# Leftover part after removing carburetor.



## jayman (Mar 13, 2017)

I removed my carburetor to clean the the jet. I placed all the screws and such on the fuel tank as I removed them. When I put it back together I was left with this part and I can't remember where it goes.
it measures 3/4 length by 1/4 I.D.













Thanks
Jason


----------



## JLawrence08648 (Jan 15, 2017)

Maybe you should tell us engine?


----------



## classiccat (Mar 1, 2014)

Welcome Jason! 

some info regarding engine, blower model # & year would be helpful.
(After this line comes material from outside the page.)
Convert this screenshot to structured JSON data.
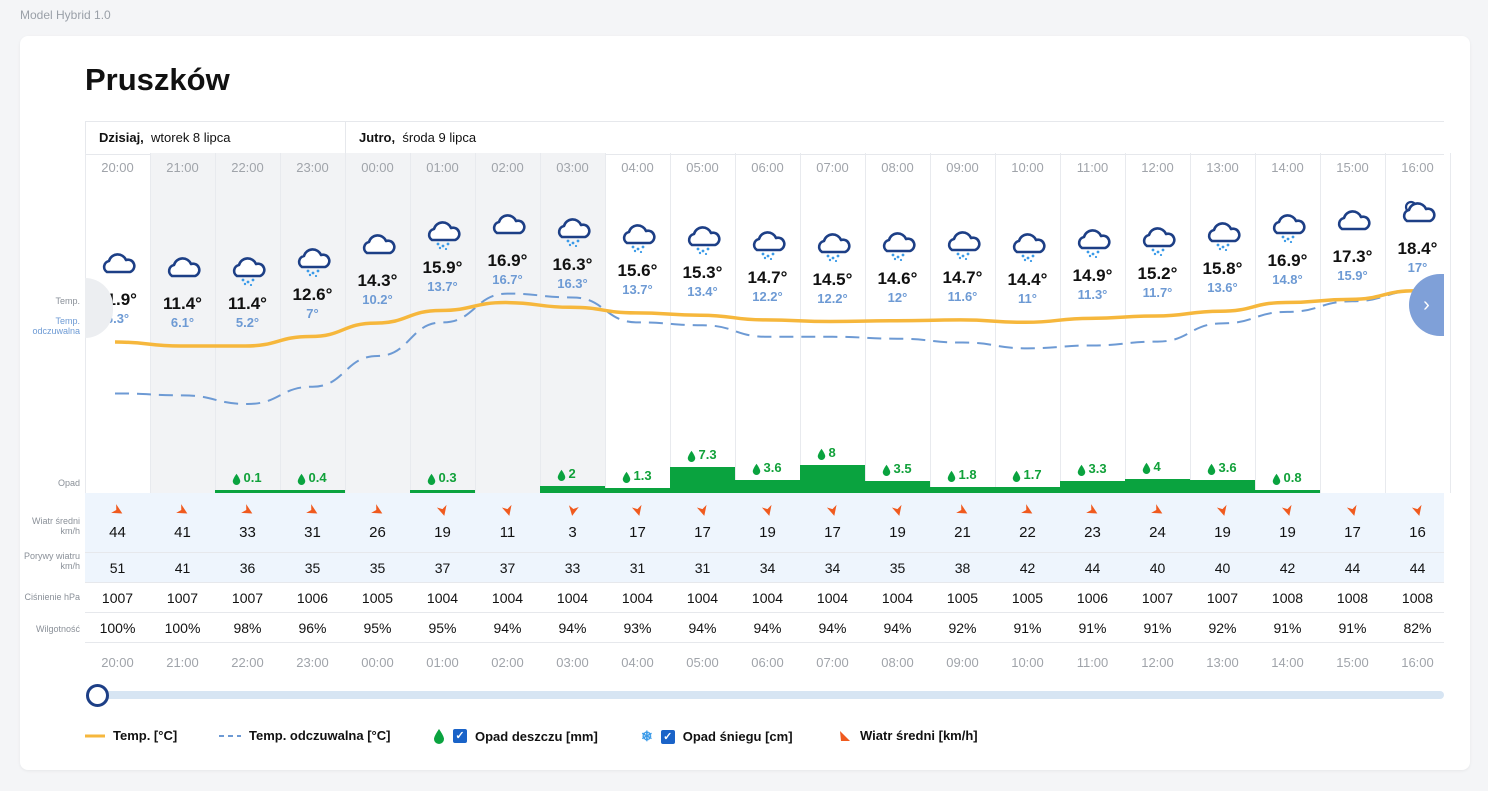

it looks like a valve guide to me :tongue:


----------



## jtclays (Sep 24, 2010)

It looks like a spacer to me. How much stuff did you take off to get to the carb? Maybe a sleeve or spacer for the starter??? MTD's have that Powermore engine and I know you end up taking lots of shrouding to get to the carb. Just random thoughts without knowing how much you dug into the engine.


----------



## jayman (Mar 13, 2017)

Sorry. It's a Storm 2620 year 2012. With a Troy-Bilt 752Z370-SUC 208cc engine. I took off the muffler shield, muffler, front plastic panel with the choke and throttle knobs. I removed linkage, fuel hose, and carburetor.


----------



## jtclays (Sep 24, 2010)

Wonder if the throttle or choke have a sleeve inside there?


----------



## 524SWE (Jan 20, 2017)

looks like one of the spacers that go inside the shroud over the carb. there's a long and a short one, they fit inside the shroud, over the studs that the carb slides onto, two acorn nuts hold the carb on, the spacers and the acorn nuts work together so you don't over tighten the carb.


----------



## 524SWE (Jan 20, 2017)

here's a picture, I don't remember which side is longer but I think it will be obvious.


----------



## jayman (Mar 13, 2017)

524SWE said:


> looks like one of the spacers that go inside the shroud over the carb. there's a long and a short one, they fit inside the shroud, over the studs that the carb slides onto, two acorn nuts hold the carb on, the spacers and the acorn nuts work together so you don't over tighten the carb.



Thank you so much. I was loosing my mind. I couldn't find this part listed anywhere. 


Again thank you,
Jason


----------



## 524SWE (Jan 20, 2017)

your welcome, no problemo! it doesn't show on most parts websites


----------